25 fev, 2019
Uma “monstruosidade dentro da igreja”, disse Francisco, a propósito dos abusos, onde “vemos a mão do mal” que transforma os abusadores e os encobridores em "instrumento de Satanás”.
Esta percepção não é de agora. Em 2002, com os escândalos de Boston, João Paulo II chamou a Roma os bispos americanos e, já nessa altura, o episcopado dos EUA defendia a “tolerância zero”. Na Via Sacra de 2005, Ratzinger meditou sobre “o rosto repugnante da Igreja” e, já como Papa, enfrentou os escândalos na Irlanda e puniu o mexicano Marcel Maciel, com processos extensivos aos Legionários de Cristo, seus cúmplices.
Há quem considere que aquelas grandes caixas com documentos que o Papa emérito entregou a Francisco em 2013 incluíam muitas outras misérias e aberrações. Quem sabe, uma “ponta do icebergue” que, nestes últimos anos, assumiu maiores proporções, sobretudo no verão passado, e ainda não tem fim à vista.
Francisco organizou um encontro de quatro dias para enfrentar o assunto a nível planetário, no qual apresentou 21 pontos de reflexão, logo no início, e leu um extenso discurso final com várias indicações de caminho. Horas depois do encerramento, os organismos da Santa Sé reuniram-se para articular tudo isto e ajudar os 190 bispos e cardeais a pô-los em prática nas suas dioceses.

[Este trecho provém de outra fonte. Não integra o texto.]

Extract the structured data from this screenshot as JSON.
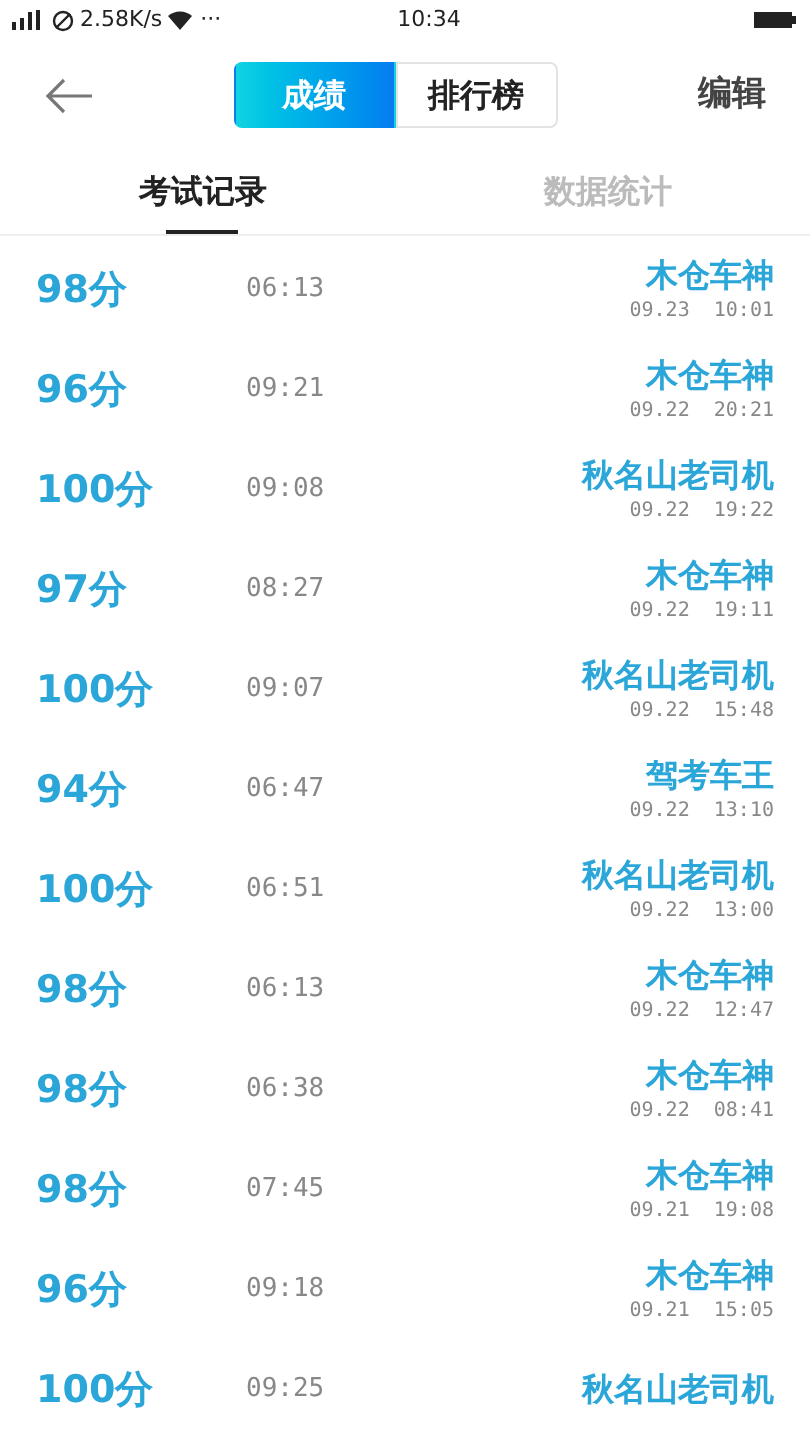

Ficaram de fora algumas pedras no sapato, como a questão da homossexualidade, a punição dos bispos, a falta de estatísticas sobre abusos na Igreja e as críticas de tantas vítimas, por não verem acções concretas…
Mas, para mim, a grande novidade foi o testemunho dos abusados. Homens e mulheres que falaram de si e das suas chagas profundas e que tiveram a coragem de o fazer diante do Papa, dos bispos e cardeais. Uma espécie de murro no estômago diário, ou tratamento de choque, para sensibilizar os pastores para a responsabilidade e transparência.
Na Renascença V+, temos um poderoso exemplo deste drama sofrido por uma das vítimas - a única cujo rosto foi divulgado sem filtros, durante a celebração penitencial. E foi aqui que Francisco deixou um pedido aos sacerdotes e consagrados do mundo inteiro: “Para se poder entrar no futuro com renovada coragem, devemos dizer como o filho pródigo: 'Pai, eu pequei'."